C’est cette horreur, l’inhumaine catastrophe de la Shoah, qui, en 2019, a conduit le Saint-Père François à se rendre à son domicile pour y prononcer cette phrase définitive : « Chiedo perdono a Dio in nome dell’umanità / Je demande pardon à Dieu au nom de l’humanité. » (On trouvera le récit de cette rencontre sur le site de LaVie.fr)
« Je suis venu ici, chez elle, afin de la remercier pour son témoignage et pour rendre hommage au peuple martyr de la folie du populisme nazi, a-t-il expliqué après la rencontre.

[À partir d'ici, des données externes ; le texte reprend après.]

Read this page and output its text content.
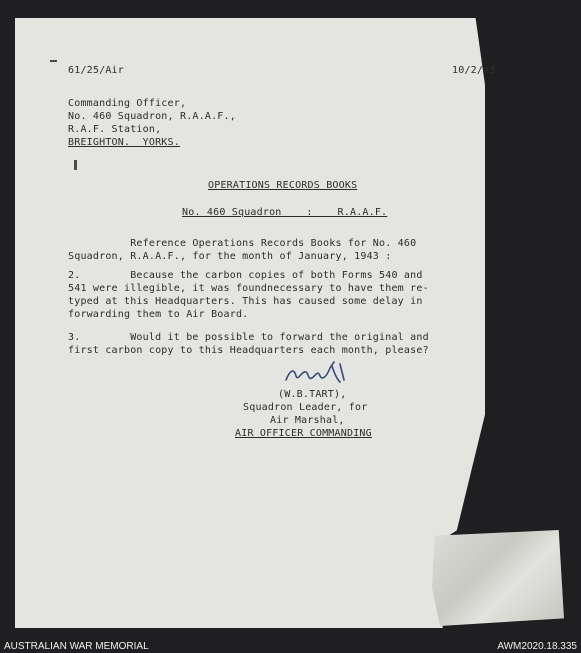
61/25/Air	10/2/43
Commanding Officer,
No. 460 Squadron, R.A.A.F.,
R.A.F. Station,
BREIGHTON.  YORKS.
OPERATIONS RECORDS BOOKS
No. 460 Squadron    :    R.A.A.F.
Reference Operations Records Books for No. 460
Squadron, R.A.A.F., for the month of January, 1943 :
2.        Because the carbon copies of both Forms 540 and
541 were illegible, it was foundnecessary to have them re-
typed at this Headquarters. This has caused some delay in
forwarding them to Air Board.
3.        Would it be possible to forward the original and
first carbon copy to this Headquarters each month, please?
(W.B.TART),
Squadron Leader, for
Air Marshal,
AIR OFFICER COMMANDING
AUSTRALIAN WAR MEMORIAL	AWM2020.18.335
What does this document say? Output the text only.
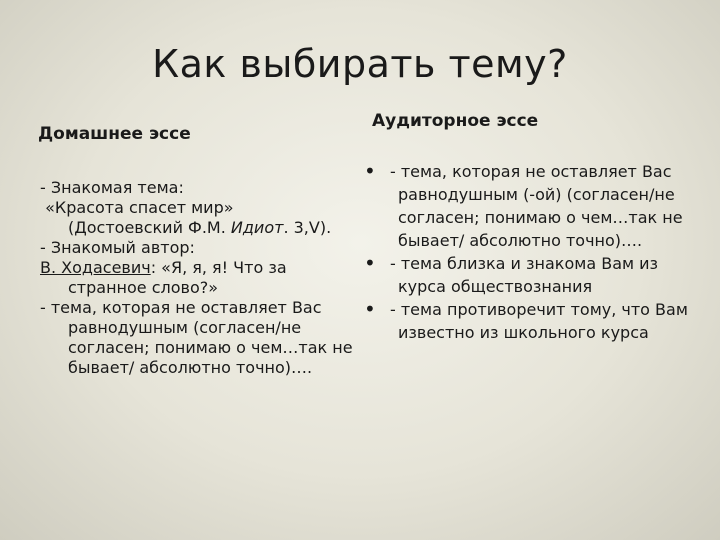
Как выбирать тему?
Домашнее эссе
Аудиторное эссе

- Знакомая тема:

«Красота спасет мир»

(Достоевский Ф.М. Идиот. 3,V).

- Знакомый автор:

В. Ходасевич: «Я, я, я! Что за странное слово?»

- тема, которая не оставляет Вас равнодушным (согласен/не согласен; понимаю о чем…так не бывает/ абсолютно точно)….

• - тема, которая не оставляет Вас равнодушным (-ой) (согласен/не согласен; понимаю о чем…так не бывает/ абсолютно точно)….
• - тема близка и знакома Вам из курса обществознания
• - тема противоречит тому, что Вам известно из школьного курса
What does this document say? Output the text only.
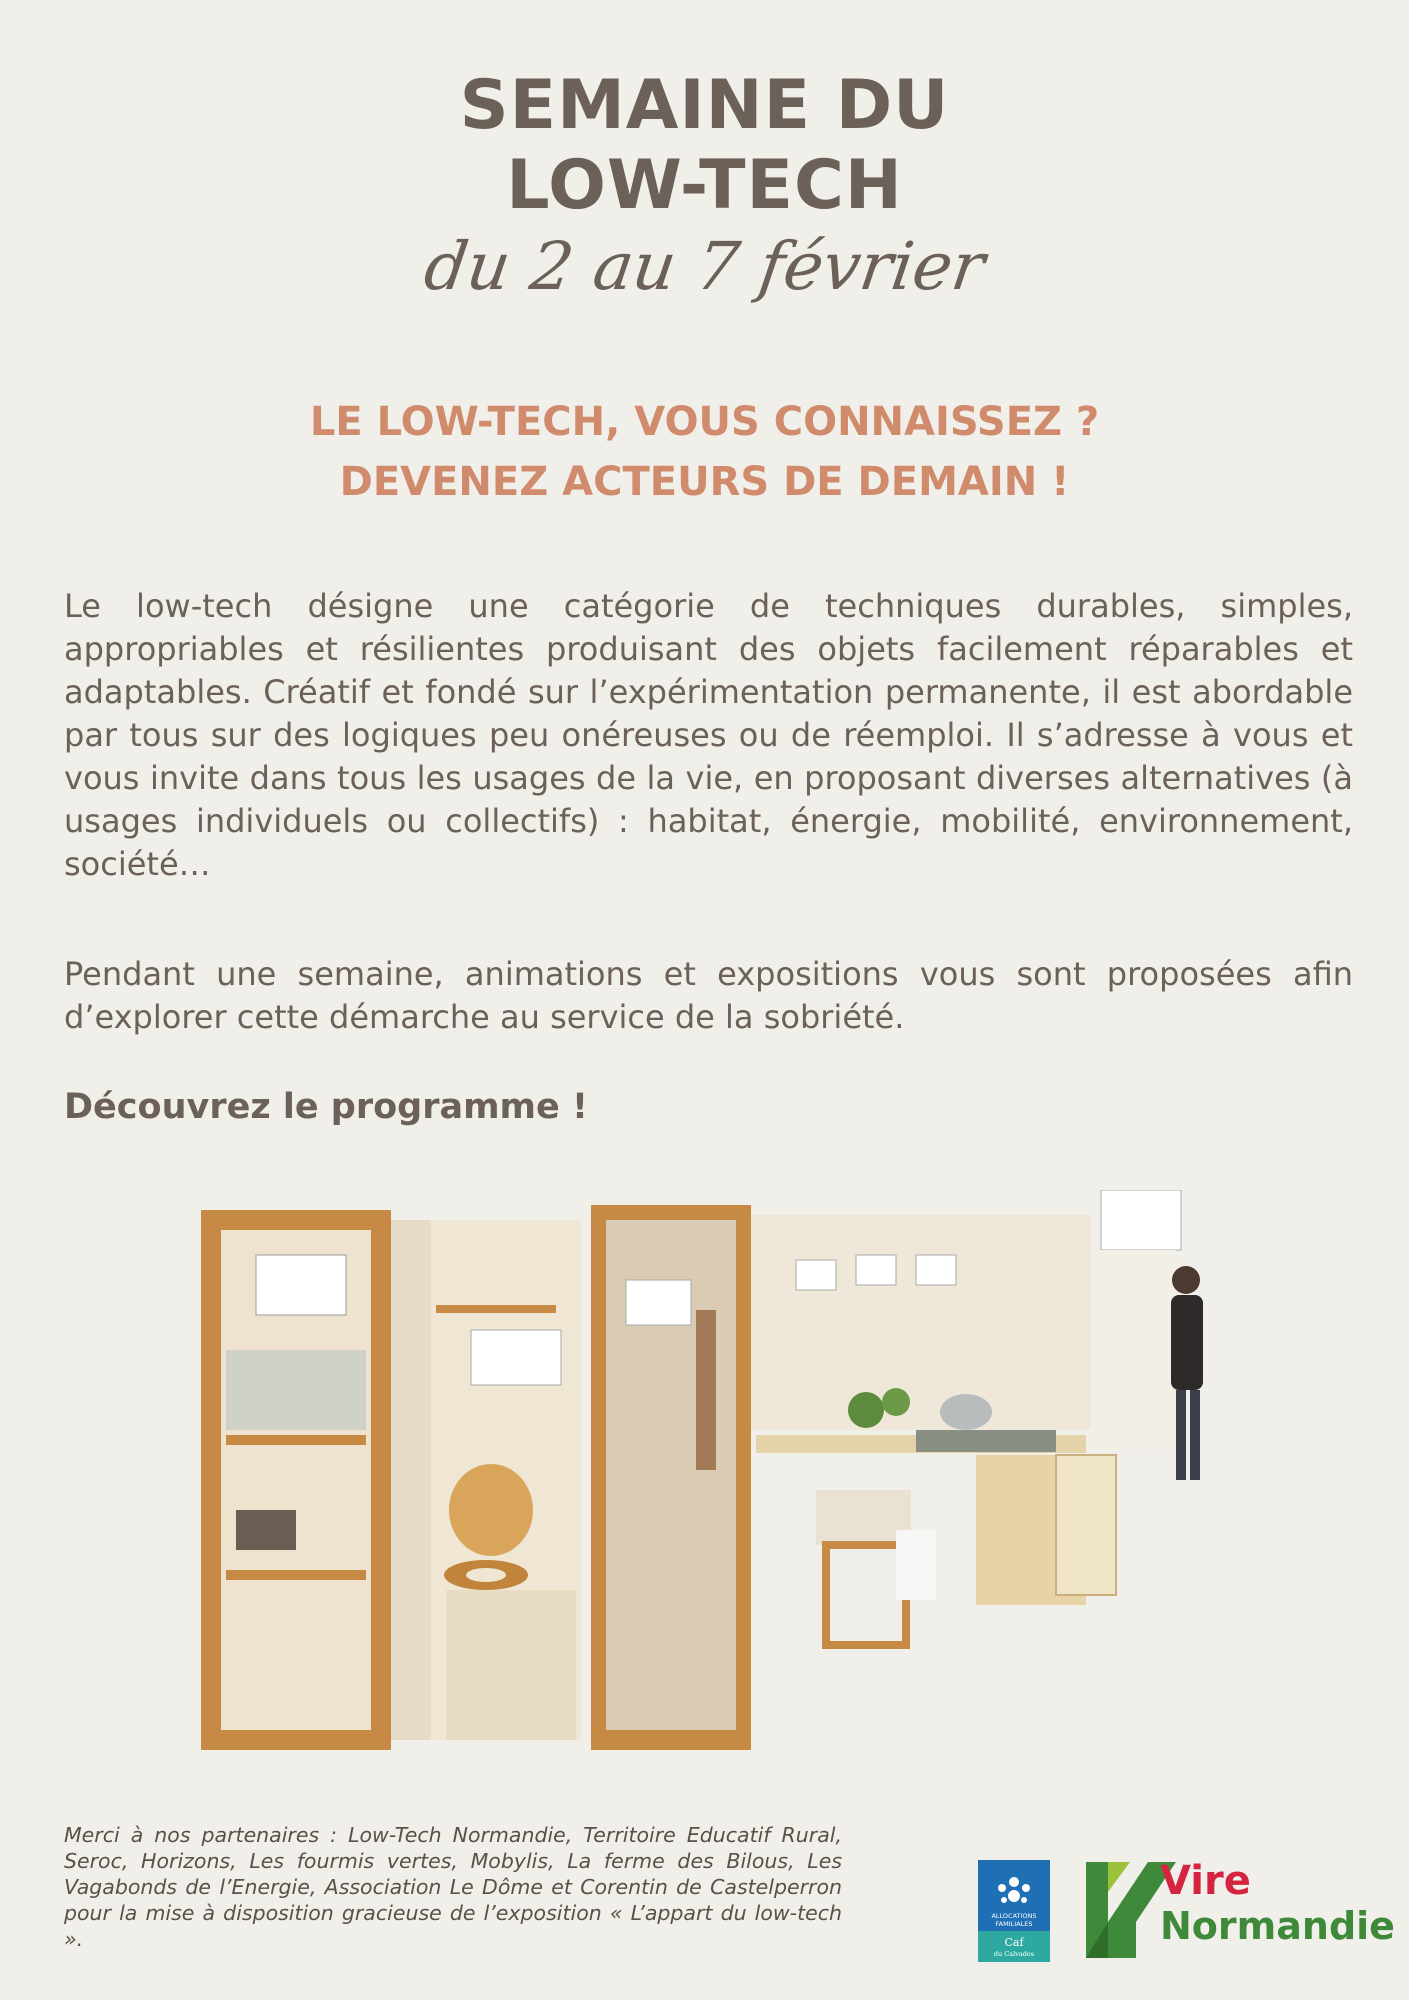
SEMAINE DU
LOW-TECH
du 2 au 7 février
LE LOW-TECH, VOUS CONNAISSEZ ?
DEVENEZ ACTEURS DE DEMAIN !
Le low-tech désigne une catégorie de techniques durables, simples, appropriables et résilientes produisant des objets facilement réparables et adaptables. Créatif et fondé sur l’expérimentation permanente, il est abordable par tous sur des logiques peu onéreuses ou de réemploi. Il s’adresse à vous et vous invite dans tous les usages de la vie, en proposant diverses alternatives (à usages individuels ou collectifs) : habitat, énergie, mobilité, environnement, société…
Pendant une semaine, animations et expositions vous sont proposées afin d’explorer cette démarche au service de la sobriété.
Découvrez le programme !
Merci à nos partenaires : Low-Tech Normandie, Territoire Educatif Rural, Seroc, Horizons, Les fourmis vertes, Mobylis, La ferme des Bilous, Les Vagabonds de l’Energie, Association Le Dôme et Corentin de Castelperron pour la mise à disposition gracieuse de l’exposition « L’appart du low-tech ».
ALLOCATIONS
FAMILIALES
Caf
du Calvados
Vire
Normandie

C’est avec sincérité que je répète les mots que j’ai prononcés du fond de mon cœur à Yad Vashem, et que je répète devant chaque personne qui, comme elle, a tellement souffert à cause de cela : « Pardon, Seigneur, au nom de l’humanité ». »
Il y a dans son récit des pages insoutenables, comme lorsque la petite fille voit sa mère battue sous ses yeux, ou quand la kapo polonaise de son baraquement, lasse de la voir pleurer et réclamer sa mère, lui montre la cheminée du camp : « Allez, allez, cesse de pleurer, ta mère… on l’a brûlée ! » ; ou telle retardataire épuisée de la « marche forcée » ─ quand les nazis, fuyant devant l’avancée de l’Armée rouge libératrice, vidèrent les camps en forçant leurs victimes à courir devant eux, et vers où et jusqu’où ? ─ est froidement abattue.
Mais pourquoi ce titre, Le pain perdu ? Nous sommes au village de Hongrie où la famille Stein Schreiber vit la Pâque juive, ce Pessah où les Juifs ne consomment que du pain azyme en souvenir de la fuite d’Égypte, et voilà qu’une voisine charitable a offert à la mère un peu de farine pour qu’elle fasse un vrai pain au levain, en clôture de la fête. C’est justement là que la porte de la maison est enfoncée par la horde nazie, et la mère, dans la bousculade ne sait dire que « Le pain ! le pain ! » :
« Dieu, Dieu, le pain, le pain ! invoquait encore maman, poussée dans le train, au milieu du chaos le plus total, par les gendarmes et les jeunes aux croix fléchées. »
Mais Edith Bruck sait aussi que c’est par miracle qu’elle a survécu, et elle se souvient de quelques moments de presque bonheur. Comme de ce soldat nazi qui lui jette sa gamelle à laver, mais qui a charitablement laissé, au fond, de la confiture. Ou cet autre qui vient de la gifler et contre lequel sa sœur Judit se jette à coups de poing, et le soldat mis à terre se relève et alors que Judit dit déjà le Chema Israël que tout croyant juif récite à l’heure de la mort, il s’écrie, et c’est là le plus stupéfiant témoignage :
« Si une nullité merdeuse, une Juive immonde a le courage de porter la main sur un Allemand, si elle le fait, elle mérite de survivre, Dieu vous maudisse ! »
À la question qu’on lui posait sur la haine qu’elle pouvait ressentir à l’encontre de ses tortionnaires, Edith Bruck répond : « Pitié oui, envers n’importe qui, haine jamais ». Celle qui a tant souffert et a partagé avec Primo Levi l’horrible stupéfaction de voir croître le négationnisme et l’antisémitisme quelques années après leur retour des camps, et s’amplifier aujourd’hui parmi nous, Européens, ce que la journaliste Tonia Mastrobuoni qualifie de « nuvola nera sull’Europa / nuée noire sur l’Europe » (La Repubblica, 24.01.2021), clôt son récit par une « Lettre à Dieu » :
« Tout se répète. Toi aussi, Tu es l’Unique Infinie Répétition…Oh Toi, Grand Silence… si j’ai survécu, ça doit avoir un sens, non ? Je Te prie, pour la première fois je Te demande quelque chose : la mémoire, qui est mon pain quotidien, pour moi, infidèle fidèle, ne me laisse pas dans le noir, j’ai encore à éclairer quelques jeunes consciences… »
Et comme d’autres survivantes des camps, Edith Bruck, qui est longtemps restée muette dans sa sidération après une telle épreuve, a consacré sa vie à dire l’indicible, raconter Auschwitz, et Dachau, et Bergen-Belsen, tous ces lieux de sa déportation, avec la peur au ventre que l’histoire se répète un jour, à la faveur de l’oubli. Sa lettre se termine par cette action de grâce :
« C’est pour ça que je suis saine et sauve, orpheline, libre et c’est ce dont je Te remercie, dans la Bible Hashem, dans la prière Adonaï, et dans la vie de tous les jours Dieu ».